В промежуток между восемью и девятью утра дверь снова открывалась, и заходил старший надзиратель – от младших его отличал более демократичный, если не откровенно раздолбайский, внешний вид, а также красная нарукавная повязка с буквами ДПНСИ, что расшифровывалось как «дежурный помощник начальника следственного изолятора».
– Все нормально?
– Все нормально.
И опять я оставался один.
Через час или полтора тишину нарушало слово «прогулка», далее «обед», «ужин», между восемью и девятью вечера снова проверка – второй за сутки, и последний, диалог, в виде того же вопроса из четырех звуков и такого же равнодушного ответа. Наконец, в десять следовал финал: «отбой».
Какие-то живые сигналы от живых людей я получал еще в процессе вывода на прогулку («стоим», «лицом к стене», «проходим»), или еженедельного похода в баню, но в общей сложности тюрьма общалась со мной, используя не больше десятка коротких команд.

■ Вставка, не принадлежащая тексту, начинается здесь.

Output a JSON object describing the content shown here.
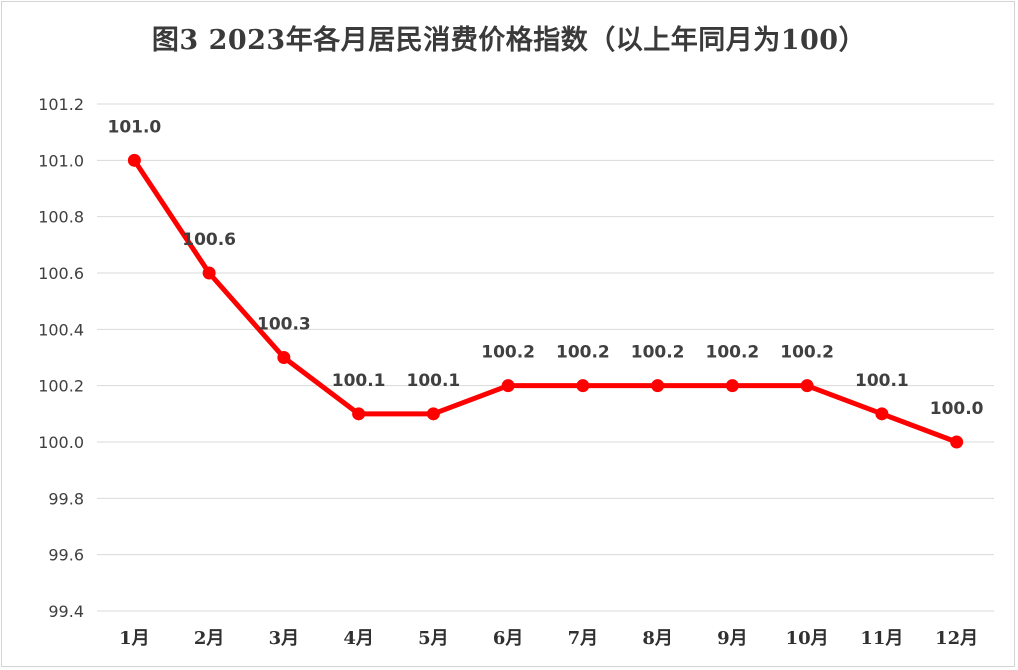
{
  "chart_data": {
    "type": "line",
    "title": "图3 2023年各月居民消费价格指数（以上年同月为100）",
    "categories": [
      "1月",
      "2月",
      "3月",
      "4月",
      "5月",
      "6月",
      "7月",
      "8月",
      "9月",
      "10月",
      "11月",
      "12月"
    ],
    "values": [
      101.0,
      100.6,
      100.3,
      100.1,
      100.1,
      100.2,
      100.2,
      100.2,
      100.2,
      100.2,
      100.1,
      100.0
    ],
    "data_labels": [
      "101.0",
      "100.6",
      "100.3",
      "100.1",
      "100.1",
      "100.2",
      "100.2",
      "100.2",
      "100.2",
      "100.2",
      "100.1",
      "100.0"
    ],
    "yticks": [
      "99.4",
      "99.6",
      "99.8",
      "100.0",
      "100.2",
      "100.4",
      "100.6",
      "100.8",
      "101.0",
      "101.2"
    ],
    "ylim": [
      99.4,
      101.2
    ],
    "xlabel": "",
    "ylabel": "",
    "grid": true,
    "legend": "none",
    "line_color": "#ff0000",
    "grid_color": "#d9d9d9"
  }
}
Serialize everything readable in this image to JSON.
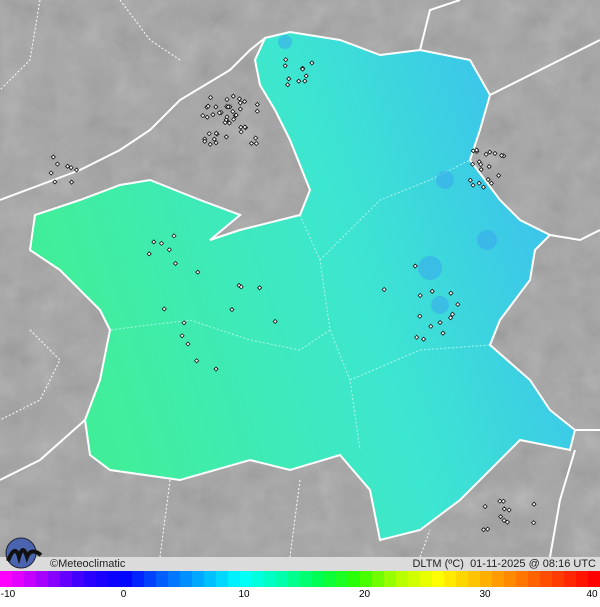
{
  "map": {
    "credit": "©Meteoclimatic",
    "variable": "DLTM (ºC)",
    "date": "01-11-2025",
    "time": "08:16 UTC",
    "colors": {
      "background": "#a3a3a3",
      "region_green": "#40ee9a",
      "region_cyan": "#3de6d0",
      "region_blue": "#3cc4ec",
      "border": "#ffffff"
    }
  },
  "legend": {
    "ticks": [
      "-10",
      "0",
      "10",
      "20",
      "30",
      "40"
    ],
    "range": [
      -10,
      40
    ],
    "colors": [
      "#ff00ff",
      "#a000ff",
      "#3000ff",
      "#0000ff",
      "#0060ff",
      "#00b0ff",
      "#00ffff",
      "#00ffb0",
      "#00ff50",
      "#30ff00",
      "#b0ff00",
      "#ffff00",
      "#ffc000",
      "#ff8000",
      "#ff4000",
      "#ff0000"
    ]
  }
}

Радио «Свояк» – именно оно должно было, по мысли устроителей каземата, спасать постояльцев от нервных перегрузок, связанных с одиночеством, – я не мог воспринимать адекватно. По большей части держал громкость на минимуме. Иногда, чтобы развеяться, я рисковал и прибавлял громкость. Пытался честно прослушать кусок какого-нибудь репортажа. Но через несколько минут в ужасе снова крутил ручку против часовой стрелки. Плоско, неталантливо, удручающе вяло звучали передачи некогда всесоюзной радиостанции. Не прошло и десяти лет, как этот вот «Свояк» монопольно вещал на аудиторию в триста тридцать миллионов человек – а теперь обратился в пыльную, до зевоты скучную лавочку...
Окно моей камеры выходило на запад. С полудня и до самого вечера солнце даже сквозь матовое двухслойное стекло изрядно нагревало стены, предметы, воздух и меня самого. В безветренные дни становилось по-настоящему жарко. Я ложился спать в одних трусах, ничем не укрываясь.